Tintner naît à Vienne en 1917, commence ses cours de piano dès l'âge de six ans et se met à composer peu après. Il se joint aux Petits Chanteurs de Vienne, qui chantent à plusieurs reprises ses compositions de jeunesse sous sa direction. Adolescent, il apprend les rudiments de la direction d'orchestre avec Felix Weingartner, alors chef de l'Orchestre Philharmonique de Vienne. À l'âge de16 ans, il travaille étroitement avec Bruno Walter, préparant un chœur d'enfants pour une exécution de la Huitième Symphonie de Mahler. Peu après, il devient chef adjoint au Volksoper de Vienne. Les nazis venant d'annexer l'Autriche, ses origines juives l'obligent à démissionner. Il repousse avec mépris une ridicule prime de départ de 100 Schillings et menace de poursuivre les nazis devant les tribunaux pour bris de contrat. Il confia en entrevue au critique musical du Montreal Gazette, Arthur Kaptainis : « N'allez pas considérer cela comme un acte de courage. C'était un acte de pure folie de ma part. Quand j'y pense aujourd'hui, j'en tremble. »
Contraint à l'exil, après quelques mois passés en Yougoslavie et en Angleterre, il déménage en Nouvelle-Zélande en 1940. Suivent quelques années difficiles, après quoi il fonde un ensemble à cordes et prend la direction du Auckland Choral Symphony. En 1954, il se rend en Australie et s'impose rapidement comme le plus important chef d'orchestre et metteur en scène d'opéra de ce pays. On lui offre un poste en Afrique du Sud, qu'il décline en raison de l'apartheid. Exceptionnellement, Tintner fera passer la politique avant la musique. Après trois années frustrantes sur le plan professionnel à Londres à la fin des années soixante, il retourne s'établir en Australie jusqu'en 1987.
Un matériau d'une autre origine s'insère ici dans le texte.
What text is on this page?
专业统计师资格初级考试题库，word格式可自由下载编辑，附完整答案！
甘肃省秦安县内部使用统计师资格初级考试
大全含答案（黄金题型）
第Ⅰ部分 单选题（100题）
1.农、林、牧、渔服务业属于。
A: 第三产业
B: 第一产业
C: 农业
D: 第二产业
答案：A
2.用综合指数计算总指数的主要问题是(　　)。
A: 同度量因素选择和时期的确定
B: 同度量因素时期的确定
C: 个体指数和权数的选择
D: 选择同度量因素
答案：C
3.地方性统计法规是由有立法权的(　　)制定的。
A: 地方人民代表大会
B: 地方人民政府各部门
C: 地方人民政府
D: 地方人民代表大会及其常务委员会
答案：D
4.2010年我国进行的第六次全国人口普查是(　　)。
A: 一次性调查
Il vient au Canada pour la première fois en 1971 pour diriger le National Youth Orchestra. Ses conférences et ses interprétations sont si appréciées qu'on le réinvite ensuite régulièrement. En 1987, la direction du Symphony Nova Scotia lui propose de diriger la Deuxième Symphonie de Beethoven. Selon Stephen Pedersen, critique du Halifax Chronicle-Herald,
« Tintner a réussi à obtenir les plus belles sonorités jamais offertes par un orchestre établi dans cette région du pays. C'était doux, vivant, plein de chaleur et de clarté ». Il devient alors directeur musical de l'ensemble, sera invité à diriger tous les grands orchestres du pays et partira en tournée avec ses musiciens.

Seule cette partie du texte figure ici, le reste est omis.